Question

An electron of energy 150 eV has wavelength of 10^-10m. The wavelength of a 0.60 keV electron is??

Answer 1

The wavelength of 0.60 keV electron will be 0.5 x 10⁻¹⁰ m

Explanation:

We know that wavelength of an electron is given by the relation,

λ = $\frac{h}{\sqrt{2mV} }$

where,

h = planks constant

m = mass of electron

V = energy of the electron,

keeping h and m constant, we have,

λ ∝ 1/√V

=> λ₂/λ₁ = √(V₁/V₂)

=> λ₂ = 10⁻¹⁰ x √(150/600)

=> λ₂ = 10⁻¹⁰ x 1/2 = 0.5 x 10⁻¹⁰ m

Hence the wavelength of 0.60 keV electron will be 0.5 x 10⁻¹⁰ m

Answer 2

Answer:

$5.0\times 10^{-11}\ m$.

Explanation:

The energy of an electron is given by

$E=\dfrac{p^2}{2m}$,

where,

$p$ = momentum of the electron.

$m$ = mass of the electron.

The de-Broglie hypothesis states that the momentum of the electron in terms of its wavelength is given by

$p=\dfrac{h}{\lambda}$

where,

$h$ = Planck's constant.

$\lambda$ = wavelength of the electron.

Therefore, energy of the electron is given by

$E=\dfrac{h^2}{2m\lambda^2}$

Given that,

Energy of the electron is 150 eV when the wavelength of the electron is $10^{-10}\ m$.

Let,

$E_1=150\ eV\\\lambda_1=10^{-10}\ m$

Therefore,

$E_1=\dfrac{h^2}{2m\lambda_1^2}\\150\ eV=\dfrac{h^2}{2m(10^{-10})^2}\ \ .......\ (a).$

When the energy is $0.60\ keV$, say, $E_2=0.60\ keV$, let the wavelength of the electron corresponding to this energy be $\lambda_2$.
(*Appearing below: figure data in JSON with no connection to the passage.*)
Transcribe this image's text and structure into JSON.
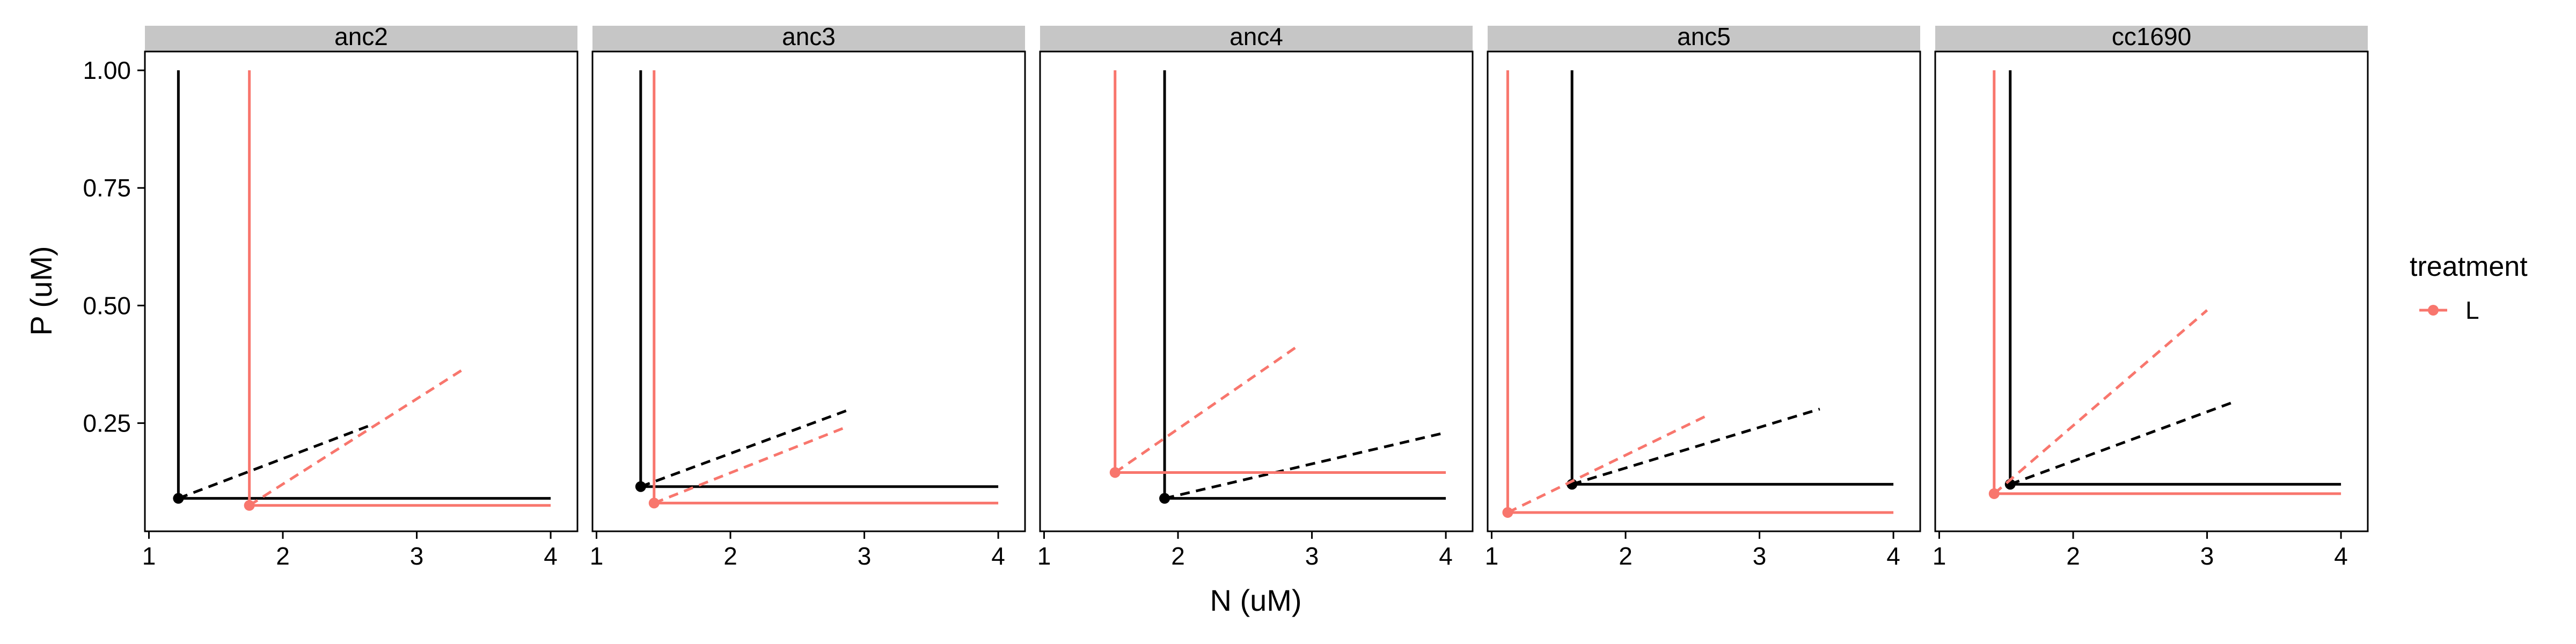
{
  "chart_data": {
    "type": "line",
    "xlabel": "N (uM)",
    "ylabel": "P (uM)",
    "xlim": [
      0.97,
      4.2
    ],
    "ylim": [
      0.02,
      1.04
    ],
    "x_ticks": [
      1,
      2,
      3,
      4
    ],
    "x_tick_labels": [
      "1",
      "2",
      "3",
      "4"
    ],
    "y_ticks": [
      0.25,
      0.5,
      0.75,
      1.0
    ],
    "y_tick_labels": [
      "0.25",
      "0.50",
      "0.75",
      "1.00"
    ],
    "grid": false,
    "legend": {
      "title": "treatment",
      "placement": "right",
      "entries": [
        {
          "label": "L",
          "color": "#F8766D"
        }
      ]
    },
    "colors": {
      "black": "#000000",
      "L": "#F8766D",
      "strip_bg": "#c6c6c6"
    },
    "facets": [
      {
        "label": "anc2",
        "series": [
          {
            "color": "black",
            "corner": [
              1.22,
              0.09
            ],
            "x_end": 4.0,
            "y_top": 1.0,
            "dashed_end": [
              2.65,
              0.245
            ]
          },
          {
            "color": "L",
            "corner": [
              1.75,
              0.075
            ],
            "x_end": 4.0,
            "y_top": 1.0,
            "dashed_end": [
              3.35,
              0.365
            ]
          }
        ]
      },
      {
        "label": "anc3",
        "series": [
          {
            "color": "black",
            "corner": [
              1.33,
              0.115
            ],
            "x_end": 4.0,
            "y_top": 1.0,
            "dashed_end": [
              2.9,
              0.28
            ]
          },
          {
            "color": "L",
            "corner": [
              1.43,
              0.08
            ],
            "x_end": 4.0,
            "y_top": 1.0,
            "dashed_end": [
              2.85,
              0.24
            ]
          }
        ]
      },
      {
        "label": "anc4",
        "series": [
          {
            "color": "black",
            "corner": [
              1.9,
              0.09
            ],
            "x_end": 4.0,
            "y_top": 1.0,
            "dashed_end": [
              4.0,
              0.23
            ]
          },
          {
            "color": "L",
            "corner": [
              1.53,
              0.145
            ],
            "x_end": 4.0,
            "y_top": 1.0,
            "dashed_end": [
              2.9,
              0.415
            ]
          }
        ]
      },
      {
        "label": "anc5",
        "series": [
          {
            "color": "black",
            "corner": [
              1.6,
              0.12
            ],
            "x_end": 4.0,
            "y_top": 1.0,
            "dashed_end": [
              3.45,
              0.28
            ]
          },
          {
            "color": "L",
            "corner": [
              1.12,
              0.06
            ],
            "x_end": 4.0,
            "y_top": 1.0,
            "dashed_end": [
              2.6,
              0.265
            ]
          }
        ]
      },
      {
        "label": "cc1690",
        "series": [
          {
            "color": "black",
            "corner": [
              1.53,
              0.12
            ],
            "x_end": 4.0,
            "y_top": 1.0,
            "dashed_end": [
              3.2,
              0.295
            ]
          },
          {
            "color": "L",
            "corner": [
              1.41,
              0.1
            ],
            "x_end": 4.0,
            "y_top": 1.0,
            "dashed_end": [
              3.0,
              0.49
            ]
          }
        ]
      }
    ]
  }
}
$E_2=\dfrac{h^2}{2m\lambda_2^2}\\0.60\ keV=\dfrac{h^2}{2m\lambda_2^2}\ \ .......\ (b).$

On dividing equations (a) and (b), we get,

$\dfrac{150\ eV}{0.60\ keV}=\dfrac{\dfrac{h^2}{2m(10^{-10})^2}}{\dfrac{h^2}{2m\lambda_2_2^2}}\\\dfrac{\lambda_2^2}{(10^{-10}\ m)^2}=\dfrac{150\ eV}{0.60\times 10^3\ eV}\\\lambda_2^2=(10^{-10})^2\times \dfrac{150\ eV}{0.60\times 10^3\ eV}=2.5\times 10^{-21}\\\lambda_2 = 5.0\times 10^{-11}\ m$

Thus, the required wavelength is $5.0\times 10^{-11}\ m$.